This ovate medallion or brooch was recovered from a midden on St. Lawrence Island, in the Bering Strait. It is 2 1/8” inches long, by 1 1/2” wide, with only slight irregularities in the smoothness of its outline. The top is slight domed (about 1/4”) and the underside is slightly dished out. The thickness at the edge is about 1/16”. The back of the item has abundant chisel or scraper marks. The top is more smoothly finished, except where it is adorned with decorative engraving or perforations near the edge. The engraving includes three more or less concentric ovals that are space ¼ and 3/16” apart. The diameter of the inner oval is about 1/2”. The two outer ovals are connected by engraved cross ties at about 1/8” intervals. Within the inner two ovals are periodic short “dashes”, vertically oriented, with a pair of deeper “dashes” at the center of the inner oval. Just inside the periphery are a series of equally-spaced perforations that are gouged, not drilled, and may have served to have been used to sew, or otherwise attach the brooch to an item of clothing, or perhaps, a hat. All of the engraved lines and dashes are filled with a reddish clay-like material that is found on many archaic examples of Eskimo artistry that is known as “red ochre.”
The walrus ivory has acquired a warm brownish patina that is often seen in materials recovered from old middens, and is though to represent staining of the ivory by organic materials in the subtrate. This is enhanced by long immersion in the material, while being more or less permanently embedded in permafrost.

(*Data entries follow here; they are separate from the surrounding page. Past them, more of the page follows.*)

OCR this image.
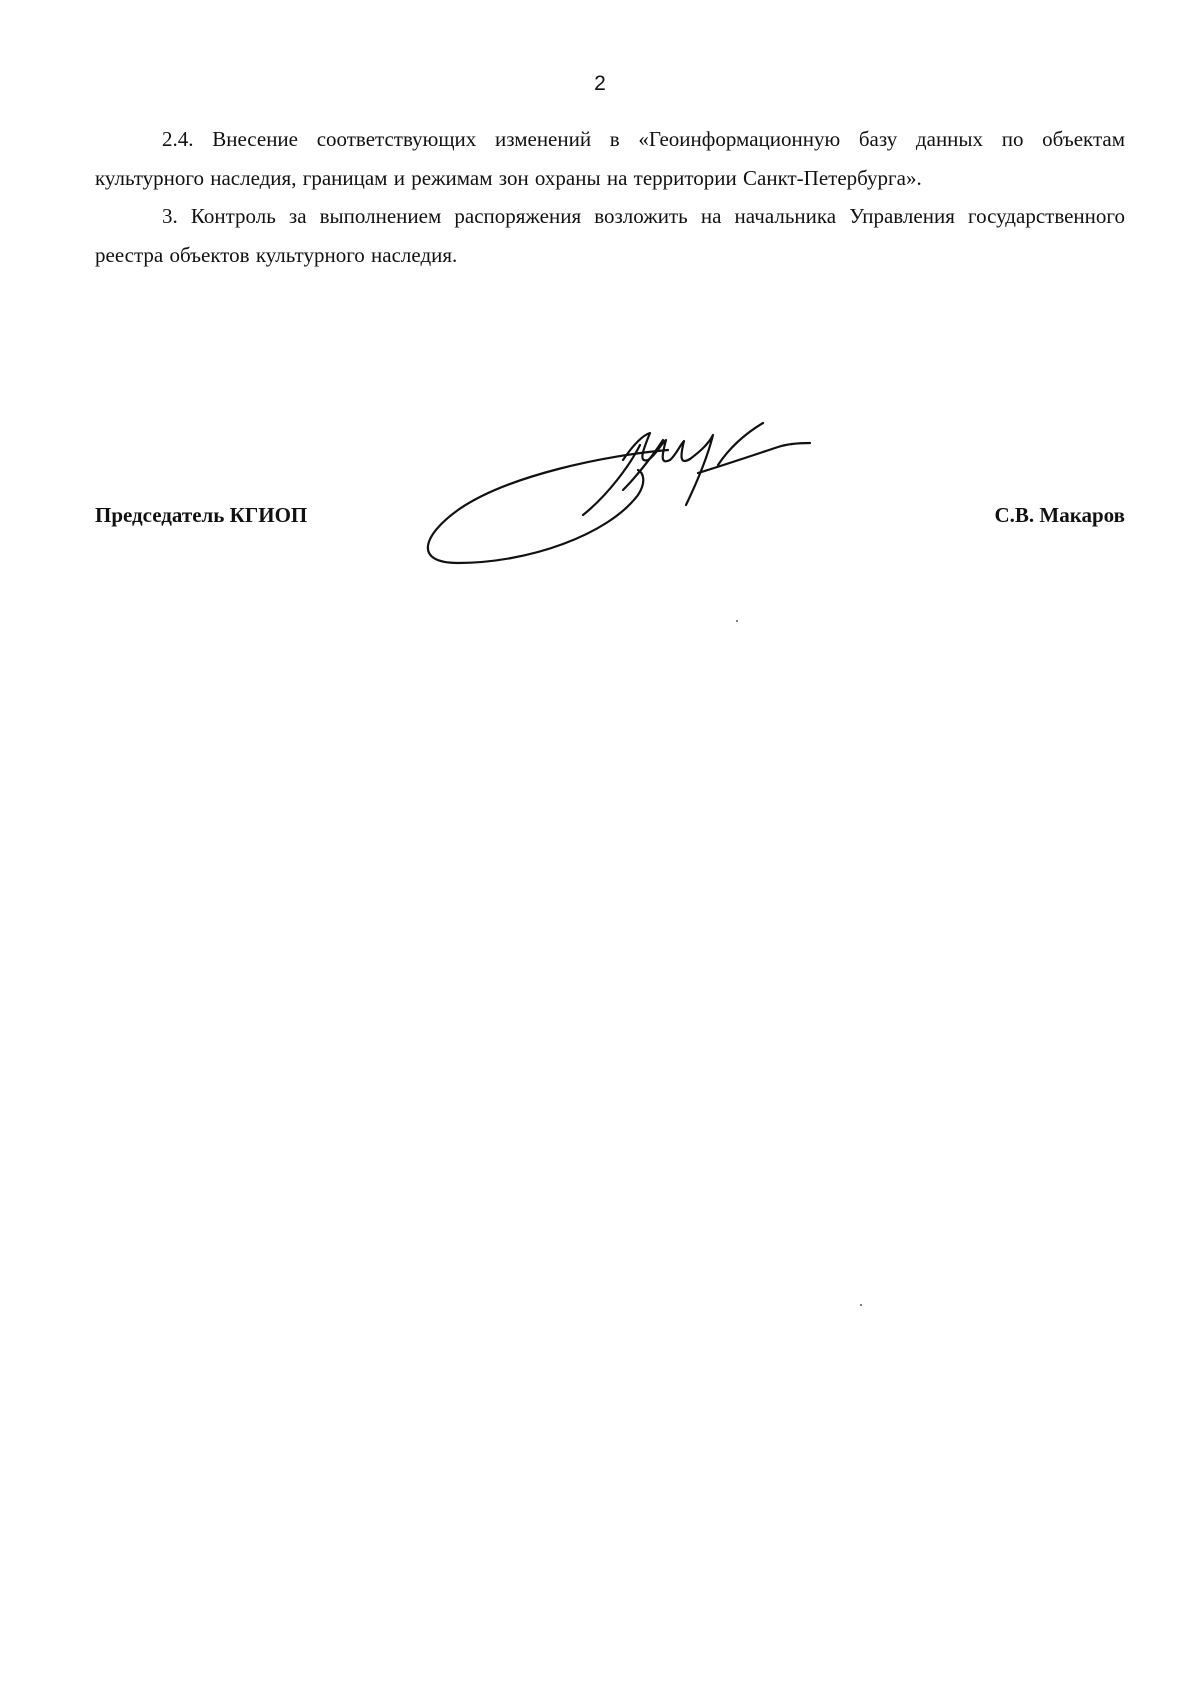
2

2.4. Внесение соответствующих изменений в «Геоинформационную базу данных по объектам культурного наследия, границам и режимам зон охраны на территории Санкт-Петербурга».

3. Контроль за выполнением распоряжения возложить на начальника Управления государственного реестра объектов культурного наследия.

Председатель КГИОП	С.В. Макаров
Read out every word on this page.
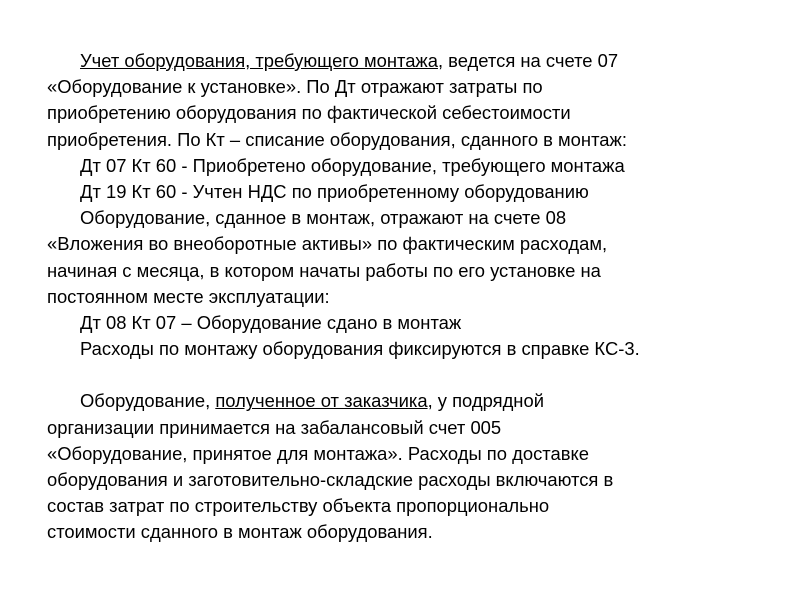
Учет оборудования, требующего монтажа, ведется на счете 07

«Оборудование к установке». По Дт отражают затраты по

приобретению оборудования по фактической себестоимости

приобретения. По Кт – списание оборудования, сданного в монтаж:

Дт 07 Кт 60 - Приобретено оборудование, требующего монтажа

Дт 19 Кт 60 - Учтен НДС по приобретенному оборудованию

Оборудование, сданное в монтаж, отражают на счете 08

«Вложения во внеоборотные активы» по фактическим расходам,

начиная с месяца, в котором начаты работы по его установке на

постоянном месте эксплуатации:

Дт 08 Кт 07 – Оборудование сдано в монтаж

Расходы по монтажу оборудования фиксируются в справке КС-3.

Оборудование, полученное от заказчика, у подрядной

организации принимается на забалансовый счет 005

«Оборудование, принятое для монтажа». Расходы по доставке

оборудования и заготовительно-складские расходы включаются в

состав затрат по строительству объекта пропорционально

стоимости сданного в монтаж оборудования.
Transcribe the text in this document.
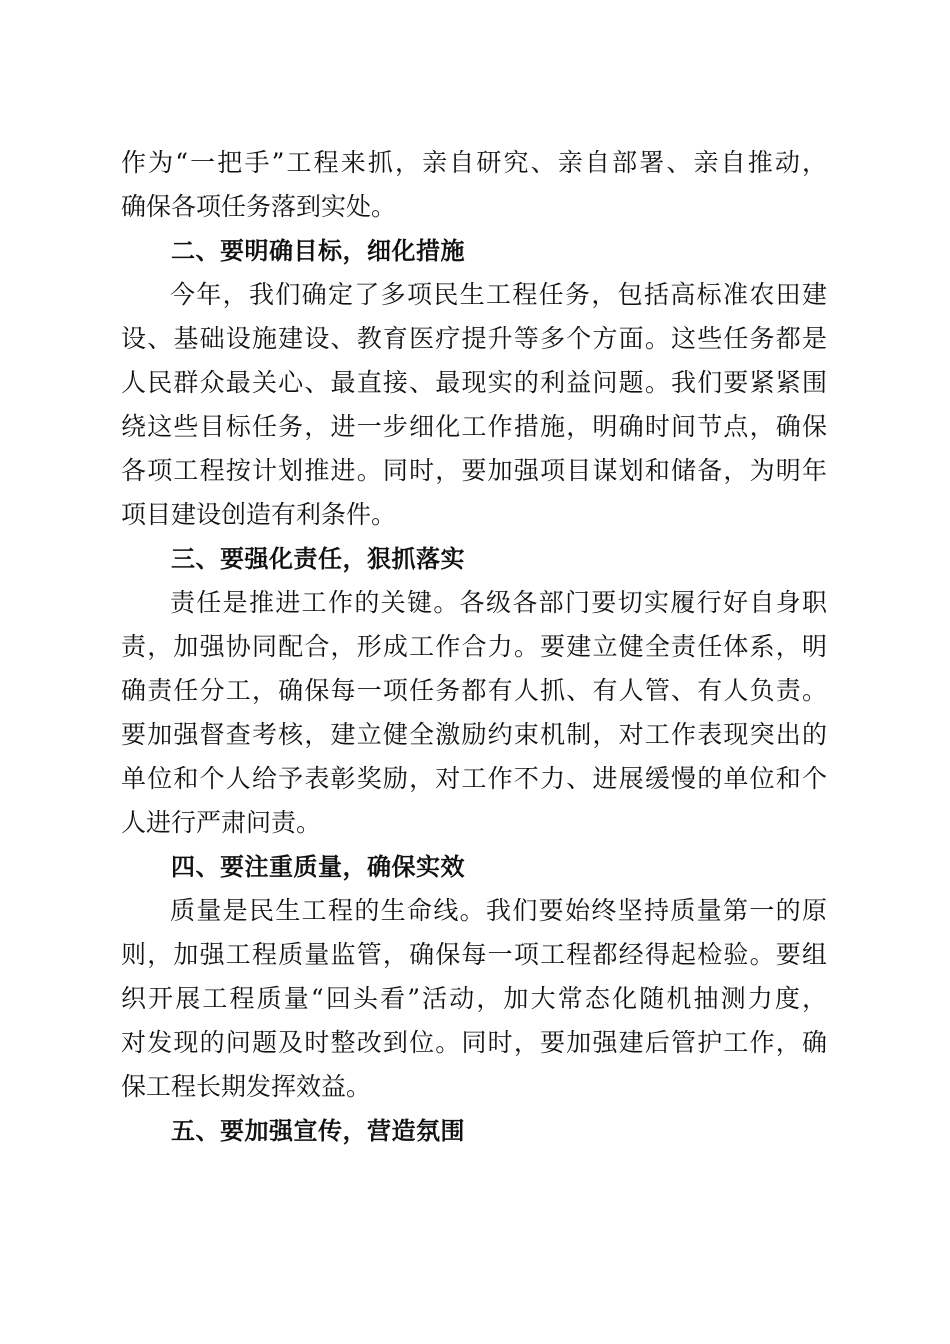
作为“一把手”工程来抓，亲自研究、亲自部署、亲自推动，
确保各项任务落到实处。
二、要明确目标，细化措施
今年，我们确定了多项民生工程任务，包括高标准农田建
设、基础设施建设、教育医疗提升等多个方面。这些任务都是
人民群众最关心、最直接、最现实的利益问题。我们要紧紧围
绕这些目标任务，进一步细化工作措施，明确时间节点，确保
各项工程按计划推进。同时，要加强项目谋划和储备，为明年
项目建设创造有利条件。
三、要强化责任，狠抓落实
责任是推进工作的关键。各级各部门要切实履行好自身职
责，加强协同配合，形成工作合力。要建立健全责任体系，明
确责任分工，确保每一项任务都有人抓、有人管、有人负责。
要加强督查考核，建立健全激励约束机制，对工作表现突出的
单位和个人给予表彰奖励，对工作不力、进展缓慢的单位和个
人进行严肃问责。
四、要注重质量，确保实效
质量是民生工程的生命线。我们要始终坚持质量第一的原
则，加强工程质量监管，确保每一项工程都经得起检验。要组
织开展工程质量“回头看”活动，加大常态化随机抽测力度，
对发现的问题及时整改到位。同时，要加强建后管护工作，确
保工程长期发挥效益。
五、要加强宣传，营造氛围
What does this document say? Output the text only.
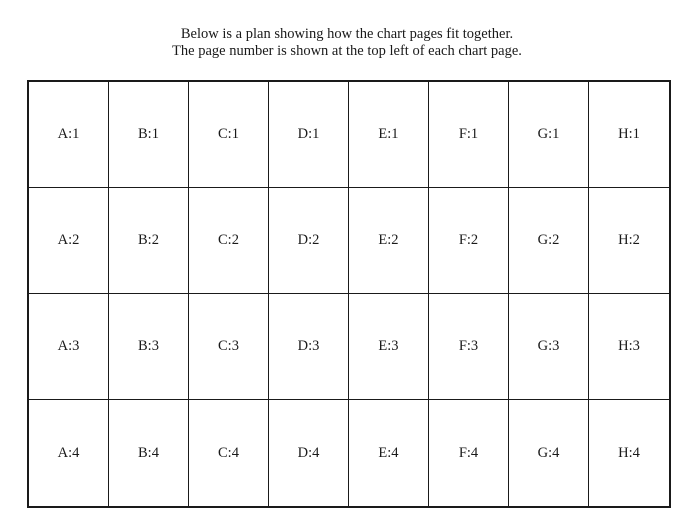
Below is a plan showing how the chart pages fit together.
The page number is shown at the top left of each chart page.
A:1	B:1	C:1	D:1	E:1	F:1	G:1	H:1
A:2	B:2	C:2	D:2	E:2	F:2	G:2	H:2
A:3	B:3	C:3	D:3	E:3	F:3	G:3	H:3
A:4	B:4	C:4	D:4	E:4	F:4	G:4	H:4
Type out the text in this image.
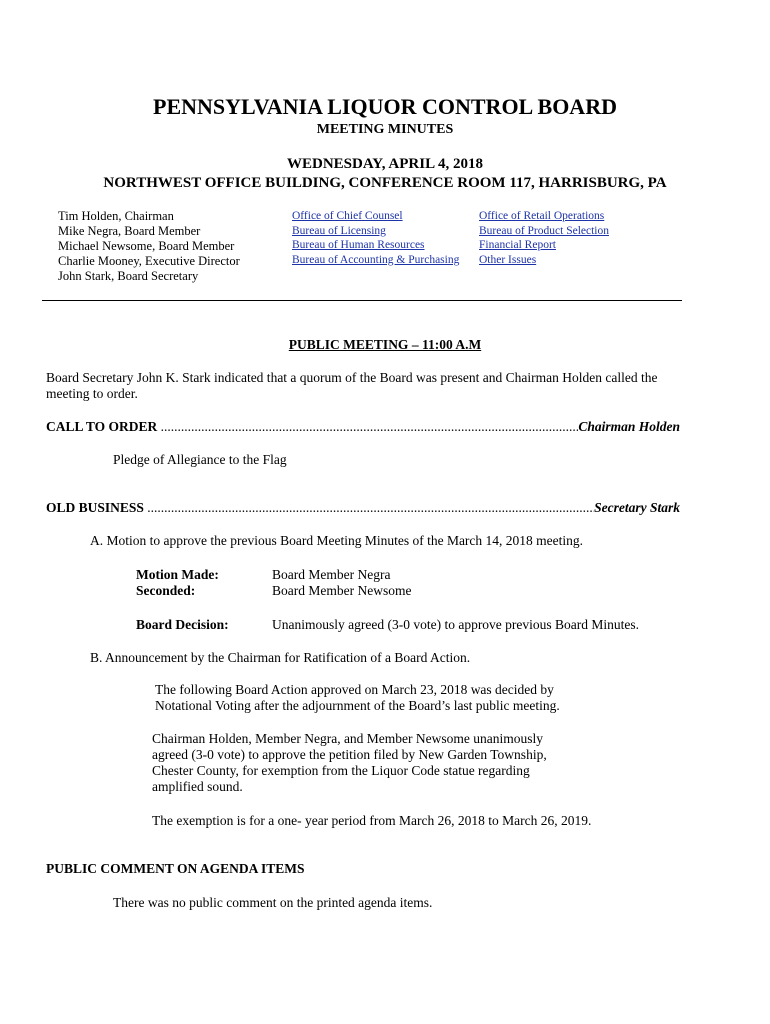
PENNSYLVANIA LIQUOR CONTROL BOARD
MEETING MINUTES
WEDNESDAY, APRIL 4, 2018
NORTHWEST OFFICE BUILDING, CONFERENCE ROOM 117, HARRISBURG, PA
Tim Holden, Chairman
Mike Negra, Board Member
Michael Newsome, Board Member
Charlie Mooney, Executive Director
John Stark, Board Secretary
Office of Chief Counsel
Bureau of Licensing
Bureau of Human Resources
Bureau of Accounting & Purchasing
Office of Retail Operations
Bureau of Product Selection
Financial Report
Other Issues
PUBLIC MEETING – 11:00 A.M
Board Secretary John K. Stark indicated that a quorum of the Board was present and Chairman Holden called the meeting to order.
CALL TO ORDER .....	Chairman Holden
Pledge of Allegiance to the Flag
OLD BUSINESS .....	Secretary Stark
A. Motion to approve the previous Board Meeting Minutes of the March 14, 2018 meeting.
Motion Made:	Board Member Negra
Seconded:	Board Member Newsome
Board Decision:	Unanimously agreed (3-0 vote) to approve previous Board Minutes.
B. Announcement by the Chairman for Ratification of a Board Action.
The following Board Action approved on March 23, 2018 was decided by Notational Voting after the adjournment of the Board’s last public meeting.
Chairman Holden, Member Negra, and Member Newsome unanimously agreed (3-0 vote) to approve the petition filed by New Garden Township, Chester County, for exemption from the Liquor Code statue regarding amplified sound.
The exemption is for a one- year period from March 26, 2018 to March 26, 2019.
PUBLIC COMMENT ON AGENDA ITEMS
There was no public comment on the printed agenda items.
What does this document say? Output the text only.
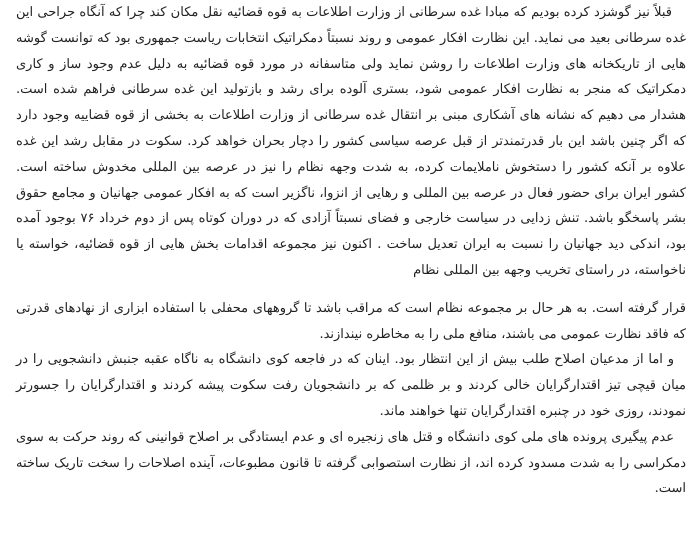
قبلاً نیز گوشزد کرده بودیم که مبادا غده سرطانی از وزارت اطلاعات به قوه قضائیه نقل مکان کند چرا که آنگاه جراحی این غده سرطانی بعید می نماید. این نظارت افکار عمومی و روند نسبتاً دمکراتیک انتخابات ریاست جمهوری بود که توانست گوشه هایی از تاریکخانه های وزارت اطلاعات را روشن نماید ولی متاسفانه در مورد قوه قضائیه به دلیل عدم وجود ساز و کاری دمکراتیک که منجر به نظارت افکار عمومی شود، بستری آلوده برای رشد و بازتولید این غده سرطانی فراهم شده است. هشدار می دهیم که نشانه های آشکاری مبنی بر انتقال غده سرطانی از وزارت اطلاعات به بخشی از قوه قضاییه وجود دارد که اگر چنین باشد این بار قدرتمندتر از قبل عرصه سیاسی کشور را دچار بحران خواهد کرد. سکوت در مقابل رشد این غده علاوه بر آنکه کشور را دستخوش ناملایمات کرده، به شدت وجهه نظام را نیز در عرصه بین المللی مخدوش ساخته است. کشور ایران برای حضور فعال در عرصه بین المللی و رهایی از انزوا، ناگزیر است که به افکار عمومی جهانیان و مجامع حقوق بشر پاسخگو باشد. تنش زدایی در سیاست خارجی و فضای نسبتاً آزادی که در دوران کوتاه پس از دوم خرداد ۷۶ بوجود آمده بود، اندکی دید جهانیان را نسبت به ایران تعدیل ساخت . اکنون نیز مجموعه اقدامات بخش هایی از قوه قضائیه، خواسته یا ناخواسته، در راستای تخریب وجهه بین المللی نظام

قرار گرفته است. به هر حال بر مجموعه نظام است که مراقب باشد تا گروههای محفلی با استفاده ابزاری از نهادهای قدرتی که فاقد نظارت عمومی می باشند، منافع ملی را به مخاطره نیندازند.

و اما از مدعیان اصلاح طلب بیش از این انتظار بود. اینان که در فاجعه کوی دانشگاه به ناگاه عقبه جنبش دانشجویی را در میان قیچی تیز اقتدارگرایان خالی کردند و بر ظلمی که بر دانشجویان رفت سکوت پیشه کردند و اقتدارگرایان را جسورتر نمودند، روزی خود در چنبره اقتدارگرایان تنها خواهند ماند.

عدم پیگیری پرونده های ملی کوی دانشگاه و قتل های زنجیره ای و عدم ایستادگی بر اصلاح قوانینی که روند حرکت به سوی دمکراسی را به شدت مسدود کرده اند، از نظارت استصوابی گرفته تا قانون مطبوعات، آینده اصلاحات را سخت تاریک ساخته است.
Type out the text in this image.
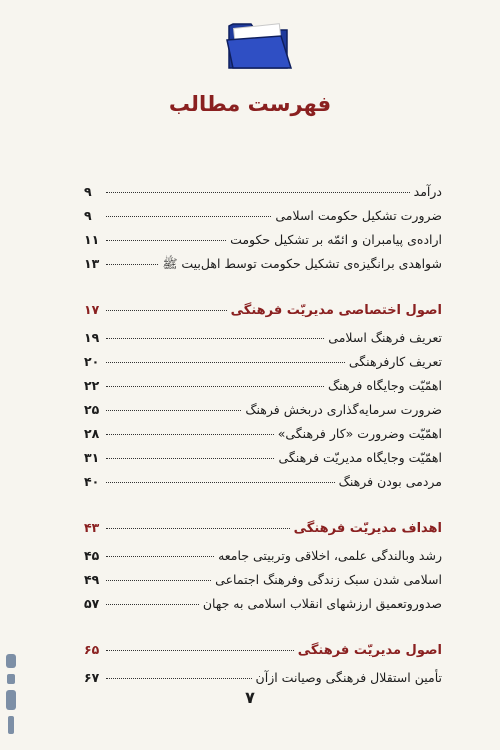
فهرست مطالب
درآمد
۹
ضرورت تشکیل حکومت اسلامی
۹
اراده‌ی پیامبران و ائمّه بر تشکیل حکومت
۱۱
شواهدی برانگیزه‌ی تشکیل حکومت توسط اهل‌بیت ﷺ
۱۳
اصول اختصاصی مدیریّت فرهنگی
۱۷
تعریف فرهنگ اسلامی
۱۹
تعریف کارفرهنگی
۲۰
اهمّیّت وجایگاه فرهنگ
۲۲
ضرورت سرمایه‌گذاری دربخش فرهنگ
۲۵
اهمّیّت وضرورت «کار فرهنگی»
۲۸
اهمّیّت وجایگاه مدیریّت فرهنگی
۳۱
مردمی بودن فرهنگ
۴۰
اهداف مدیریّت فرهنگی
۴۳
رشد وبالندگی علمی، اخلاقی وتربیتی جامعه
۴۵
اسلامی شدن سبک زندگی وفرهنگ اجتماعی
۴۹
صدوروتعمیق ارزشهای انقلاب اسلامی به جهان
۵۷
اصول مدیریّت فرهنگی
۶۵
تأمین استقلال فرهنگی وصیانت ازآن
۶۷
۷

The ethnological and archeaological histories of peoples living in the Bering Strait regions points to a sequence of habitation that is expressed by sequential changes in their tool making, and decorating of those tools that date back, at least, to a few hundred years BC. By the beginning of the Christian Era, the sculptural and decoration involved more highly ornate and striking engraving. These phases are sometimes known as “Old Bering Sea” , and show an increase in complexity through at least three stages ((OBS 1, 2, & 3). The final stage was reached sometime around 400 – 600 AD, and in time was replaced by a new, and somewhat less ornate style beginning about 500 AD and continuing for almost another thousand years, ending by about 1500AD. This cultural phase (known as “Punuk”) is typified by the engraving style found on this brooch. The fact that the perforations are gouged, rather than drilled, likely dates it to the early segment of the Punuk culture, since bow drills were not found until later in that sequence.
As an example of early (PaleoEskimo) artisanry this object ranks high, indeed. It is a treasure of museum caliber. Fine.